There was no mistaking the spectre at the feast, when the Flat racing elite convened for the Cartier Awards on Tuesday. Those who had gathered to salute an equine paragon, Frankel, instead found themselves digesting a sudden humiliation for the most celebrated member of their own community. The discovery that Frankie Dettori had failed a drugs test, at Longchamp in September, left his peers agog and aghast.
Many sensibly deferred their own judgement until learning that of the French racing authorities, who seem likely to give Dettori a worldwide, six-month ban when he attends a hearing next week. But whatever pity or irritation is being reserved for the sport's falling idol, others were already prepared to testify that Dettori's aberration – if proven – would only lend a sensational veneer to chronic problems in the less glamorous reaches of the racing workforce.
Kieren Fallon, after himself serving bans of six and 18 months for consecutive positive tests in France, notoriously depicted Newmarket as a hotbed of drug abuse. Guests at the Cartier Awards added their own, anecdotal evidence of stable staff trapped between addiction and low wages; of toxic compounds to cheapen cocaine; of depression and suicides.
Yesterday, however, these tales were placed in due perspective by a man devoted to healing any such malaise in the headquarters of the British Turf. Graham Locking, chaplain to its horseracing community, is vexed by lurid distortion of Newmarket's image. "A few years ago, we got together everyone who might be able to help establish whether incidence of alcoholism and drug-taking was worse in racing," Rev Locking said. "The Samaritans, the police, Racing Welfare, drug rehabilitation and medical people, the lot. And in the end we concluded that it was exactly the same here as the average across the nation. Remember you're not talking about a monochrome town. We have two airbases just down the road, a university. Of course we have problems, the same as anywhere – but it would be very wrong to portray Newmarket as some den of iniquity."
Locking's vocation has previously embraced depressed urban communities – from the East End of London, to Glasgow, to Sheffield during the miners' strike – and he stressed the overall decency and morale among his flock. "The vast majority of people working in racing are leading normal lives, working hard, trying to make good decisions and good choices," he said. "But people are people, wherever you go. Some will cope better with stress than others."
Locking urged that an obligation of fairness to Newmarket should now be extended to its most famous resident. "Nobody knows the journey people travel," he said. "Nobody should be pointing fingers at Frankie Dettori, or anyone else. It's the same as with Tiger Woods, it's the tall poppy syndrome. People are set up as heroes, but as soon as they are shown to be human, everyone jumps on the bandwagon."
Few ever detected any flaw in Frankel, of course. Yesterday the unbeaten champion's eligibility, in his new role as a stallion, was formally measured by the announcement of his stud fee next spring: an eye-watering £125,000. On the basis that he covers around 100 mares – with the usual proviso of "no foal, no fee" – he could generate £12m in his first season at Banstead Manor.
As befits a champion whose career ultimately obtained a fairly ceremonial quality, Frankel bestrode the 22nd Cartier Awards. He became the first to win Horse of the Year in consecutive years, and first to win five awards in all. "We have been truly blessed by this horse," said Prince Khalid Abdullah's racing manager, Lord Grimthorpe. "He has touched our lives like no other."
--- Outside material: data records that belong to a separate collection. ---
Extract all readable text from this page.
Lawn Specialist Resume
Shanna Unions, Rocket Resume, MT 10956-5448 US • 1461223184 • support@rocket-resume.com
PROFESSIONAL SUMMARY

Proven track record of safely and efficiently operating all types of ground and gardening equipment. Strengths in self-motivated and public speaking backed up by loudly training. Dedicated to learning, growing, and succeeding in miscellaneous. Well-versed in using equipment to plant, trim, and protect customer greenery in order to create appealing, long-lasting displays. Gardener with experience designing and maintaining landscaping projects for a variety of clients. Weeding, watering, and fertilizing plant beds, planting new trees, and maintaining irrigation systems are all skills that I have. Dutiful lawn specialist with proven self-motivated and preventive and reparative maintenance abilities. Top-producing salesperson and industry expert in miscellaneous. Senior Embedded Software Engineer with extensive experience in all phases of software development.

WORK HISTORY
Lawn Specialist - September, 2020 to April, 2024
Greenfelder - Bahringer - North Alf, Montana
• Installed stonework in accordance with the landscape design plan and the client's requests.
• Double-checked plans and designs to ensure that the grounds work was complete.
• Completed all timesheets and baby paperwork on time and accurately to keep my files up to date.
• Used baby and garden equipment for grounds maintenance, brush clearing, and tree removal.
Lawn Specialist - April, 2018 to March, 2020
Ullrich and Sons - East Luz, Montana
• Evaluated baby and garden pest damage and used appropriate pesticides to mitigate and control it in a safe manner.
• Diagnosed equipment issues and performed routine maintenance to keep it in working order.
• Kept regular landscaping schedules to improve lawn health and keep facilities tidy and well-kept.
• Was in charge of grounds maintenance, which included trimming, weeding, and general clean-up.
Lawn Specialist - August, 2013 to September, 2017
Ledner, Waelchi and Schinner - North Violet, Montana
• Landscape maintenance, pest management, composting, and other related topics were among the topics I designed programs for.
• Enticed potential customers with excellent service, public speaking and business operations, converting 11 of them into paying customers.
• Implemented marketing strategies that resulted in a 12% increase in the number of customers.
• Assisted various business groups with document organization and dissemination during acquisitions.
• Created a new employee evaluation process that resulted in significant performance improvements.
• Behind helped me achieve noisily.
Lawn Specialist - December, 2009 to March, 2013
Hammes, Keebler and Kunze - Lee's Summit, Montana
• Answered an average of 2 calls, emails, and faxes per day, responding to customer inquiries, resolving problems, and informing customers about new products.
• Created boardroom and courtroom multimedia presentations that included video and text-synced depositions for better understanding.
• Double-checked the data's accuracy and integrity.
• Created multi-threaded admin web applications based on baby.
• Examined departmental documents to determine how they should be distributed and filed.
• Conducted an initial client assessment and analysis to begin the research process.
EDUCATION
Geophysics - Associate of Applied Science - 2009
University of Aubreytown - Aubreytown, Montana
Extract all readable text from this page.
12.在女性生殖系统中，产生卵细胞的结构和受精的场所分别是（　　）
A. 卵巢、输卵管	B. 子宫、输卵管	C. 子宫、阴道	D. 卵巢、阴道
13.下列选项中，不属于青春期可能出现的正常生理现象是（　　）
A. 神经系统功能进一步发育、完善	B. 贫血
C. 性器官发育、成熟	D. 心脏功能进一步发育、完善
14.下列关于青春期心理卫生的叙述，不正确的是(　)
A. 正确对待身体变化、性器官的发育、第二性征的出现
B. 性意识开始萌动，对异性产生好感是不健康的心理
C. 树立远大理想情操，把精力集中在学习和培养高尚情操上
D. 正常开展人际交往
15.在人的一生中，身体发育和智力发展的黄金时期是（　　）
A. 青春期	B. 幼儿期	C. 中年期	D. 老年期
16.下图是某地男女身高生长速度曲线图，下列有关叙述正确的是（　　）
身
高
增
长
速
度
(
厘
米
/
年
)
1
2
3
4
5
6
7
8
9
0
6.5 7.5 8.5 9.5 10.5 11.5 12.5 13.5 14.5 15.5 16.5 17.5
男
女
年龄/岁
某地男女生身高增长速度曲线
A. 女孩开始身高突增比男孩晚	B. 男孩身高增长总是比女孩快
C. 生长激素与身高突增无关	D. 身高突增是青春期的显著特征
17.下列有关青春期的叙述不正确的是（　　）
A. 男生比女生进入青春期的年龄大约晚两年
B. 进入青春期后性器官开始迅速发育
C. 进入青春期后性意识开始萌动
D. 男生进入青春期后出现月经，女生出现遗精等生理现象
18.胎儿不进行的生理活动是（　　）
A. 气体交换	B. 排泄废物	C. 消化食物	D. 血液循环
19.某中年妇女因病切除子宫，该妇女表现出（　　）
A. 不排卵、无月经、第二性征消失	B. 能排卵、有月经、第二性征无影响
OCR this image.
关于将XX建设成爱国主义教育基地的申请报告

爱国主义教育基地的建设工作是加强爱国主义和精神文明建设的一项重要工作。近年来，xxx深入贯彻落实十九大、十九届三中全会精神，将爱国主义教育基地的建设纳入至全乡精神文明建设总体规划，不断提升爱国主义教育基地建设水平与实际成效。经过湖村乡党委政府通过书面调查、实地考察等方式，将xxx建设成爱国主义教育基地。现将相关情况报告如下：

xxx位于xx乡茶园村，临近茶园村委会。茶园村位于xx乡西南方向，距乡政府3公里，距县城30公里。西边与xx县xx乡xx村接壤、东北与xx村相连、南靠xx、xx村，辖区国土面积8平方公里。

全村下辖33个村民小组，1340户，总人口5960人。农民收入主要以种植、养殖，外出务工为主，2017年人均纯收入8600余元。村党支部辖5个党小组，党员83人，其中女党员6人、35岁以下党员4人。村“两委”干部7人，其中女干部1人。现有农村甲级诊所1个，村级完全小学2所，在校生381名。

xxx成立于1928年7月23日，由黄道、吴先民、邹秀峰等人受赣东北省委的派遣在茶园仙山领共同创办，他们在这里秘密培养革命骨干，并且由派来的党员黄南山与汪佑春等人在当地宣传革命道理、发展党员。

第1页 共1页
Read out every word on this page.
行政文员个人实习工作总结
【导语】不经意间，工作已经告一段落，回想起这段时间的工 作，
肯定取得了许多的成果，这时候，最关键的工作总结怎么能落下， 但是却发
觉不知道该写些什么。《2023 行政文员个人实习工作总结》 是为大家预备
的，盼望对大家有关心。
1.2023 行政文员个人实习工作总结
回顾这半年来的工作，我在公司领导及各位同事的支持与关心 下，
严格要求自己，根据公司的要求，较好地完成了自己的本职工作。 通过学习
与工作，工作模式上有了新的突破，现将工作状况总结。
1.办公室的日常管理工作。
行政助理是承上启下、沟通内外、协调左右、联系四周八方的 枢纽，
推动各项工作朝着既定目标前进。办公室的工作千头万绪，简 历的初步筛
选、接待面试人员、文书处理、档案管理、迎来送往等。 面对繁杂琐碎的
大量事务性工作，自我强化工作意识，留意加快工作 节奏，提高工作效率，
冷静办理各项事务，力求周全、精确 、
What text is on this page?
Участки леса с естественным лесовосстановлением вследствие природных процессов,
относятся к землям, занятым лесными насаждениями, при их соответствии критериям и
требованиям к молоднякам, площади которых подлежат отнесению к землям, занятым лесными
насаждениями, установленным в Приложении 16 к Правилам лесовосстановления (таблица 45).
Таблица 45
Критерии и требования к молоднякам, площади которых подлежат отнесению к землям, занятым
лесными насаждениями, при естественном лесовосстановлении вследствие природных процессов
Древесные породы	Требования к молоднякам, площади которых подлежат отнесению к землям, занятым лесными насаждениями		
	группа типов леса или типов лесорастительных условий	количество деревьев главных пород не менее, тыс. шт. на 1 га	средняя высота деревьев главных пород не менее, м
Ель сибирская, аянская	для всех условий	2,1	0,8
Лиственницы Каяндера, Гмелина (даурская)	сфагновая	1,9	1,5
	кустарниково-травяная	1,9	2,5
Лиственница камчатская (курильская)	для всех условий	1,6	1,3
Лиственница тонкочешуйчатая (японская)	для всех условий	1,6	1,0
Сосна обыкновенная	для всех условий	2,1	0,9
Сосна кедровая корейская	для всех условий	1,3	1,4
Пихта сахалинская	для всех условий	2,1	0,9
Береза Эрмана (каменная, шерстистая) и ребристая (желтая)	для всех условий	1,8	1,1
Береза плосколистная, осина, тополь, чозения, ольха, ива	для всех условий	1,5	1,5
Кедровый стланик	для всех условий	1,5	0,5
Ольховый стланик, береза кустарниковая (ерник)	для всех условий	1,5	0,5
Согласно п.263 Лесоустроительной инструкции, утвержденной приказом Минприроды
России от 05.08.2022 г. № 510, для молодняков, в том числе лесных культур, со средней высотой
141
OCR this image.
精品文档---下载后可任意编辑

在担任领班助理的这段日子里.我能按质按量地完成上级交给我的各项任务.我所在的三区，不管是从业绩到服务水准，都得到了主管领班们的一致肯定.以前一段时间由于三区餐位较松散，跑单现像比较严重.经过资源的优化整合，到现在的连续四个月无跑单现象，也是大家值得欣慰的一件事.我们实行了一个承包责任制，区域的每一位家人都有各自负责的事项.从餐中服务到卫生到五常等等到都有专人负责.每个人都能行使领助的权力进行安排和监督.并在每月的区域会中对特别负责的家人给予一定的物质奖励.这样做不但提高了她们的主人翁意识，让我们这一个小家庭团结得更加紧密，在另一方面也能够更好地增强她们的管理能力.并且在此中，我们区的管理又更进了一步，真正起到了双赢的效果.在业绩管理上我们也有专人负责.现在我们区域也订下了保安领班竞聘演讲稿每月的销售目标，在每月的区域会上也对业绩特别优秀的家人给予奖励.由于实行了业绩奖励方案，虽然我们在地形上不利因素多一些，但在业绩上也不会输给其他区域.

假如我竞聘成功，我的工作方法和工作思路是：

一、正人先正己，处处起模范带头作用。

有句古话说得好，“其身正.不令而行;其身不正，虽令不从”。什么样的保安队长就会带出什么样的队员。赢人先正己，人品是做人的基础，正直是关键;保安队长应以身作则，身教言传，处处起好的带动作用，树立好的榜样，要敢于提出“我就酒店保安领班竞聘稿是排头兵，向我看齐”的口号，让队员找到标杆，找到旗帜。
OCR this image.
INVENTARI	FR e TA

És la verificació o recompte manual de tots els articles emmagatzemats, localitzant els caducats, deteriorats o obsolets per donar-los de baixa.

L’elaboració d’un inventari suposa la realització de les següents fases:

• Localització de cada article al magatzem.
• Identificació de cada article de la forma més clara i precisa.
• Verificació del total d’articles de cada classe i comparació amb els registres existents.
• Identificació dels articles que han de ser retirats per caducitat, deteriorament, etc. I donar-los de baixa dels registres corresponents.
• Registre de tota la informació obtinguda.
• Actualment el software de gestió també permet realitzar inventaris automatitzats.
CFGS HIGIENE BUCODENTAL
Frankel's trainer, Sir Henry Cecil, remained too unwell to take his share of the plaudits in London. But he has always stressed the role of others in the story, and an Award of Merit was duly made to "Team Frankel", from those who raised the colt at Juddmonte Farms to some of Cecil's most trusted lieutenants at Warren Place: notably his assistant, Mike Marshall; his head girl, Dee Deacon; and Frankel's groom, Sandeep Gauravaram. Here was proper evidence of a community that could take immense pride in its life and work.
Chris McGrath's Nap
Havin' A Good Time (2.20 Southwell) Having started off a fairly low base, this unexposed young filly is now going places fast.
Royal Bajan (12.20 Southwell) Faces competition for the lead but could be value tried in blinkers today.
One to watch
Utopian (Nick Gifford) Did well to close for fourth at Lingfield on Tuesday having jumped poorly.
Where the money's going
Triolo D'Alene is 14-1 from 20-1 with the sponsors for the Paddy Power Gold Cup at Cheltenham on Saturday.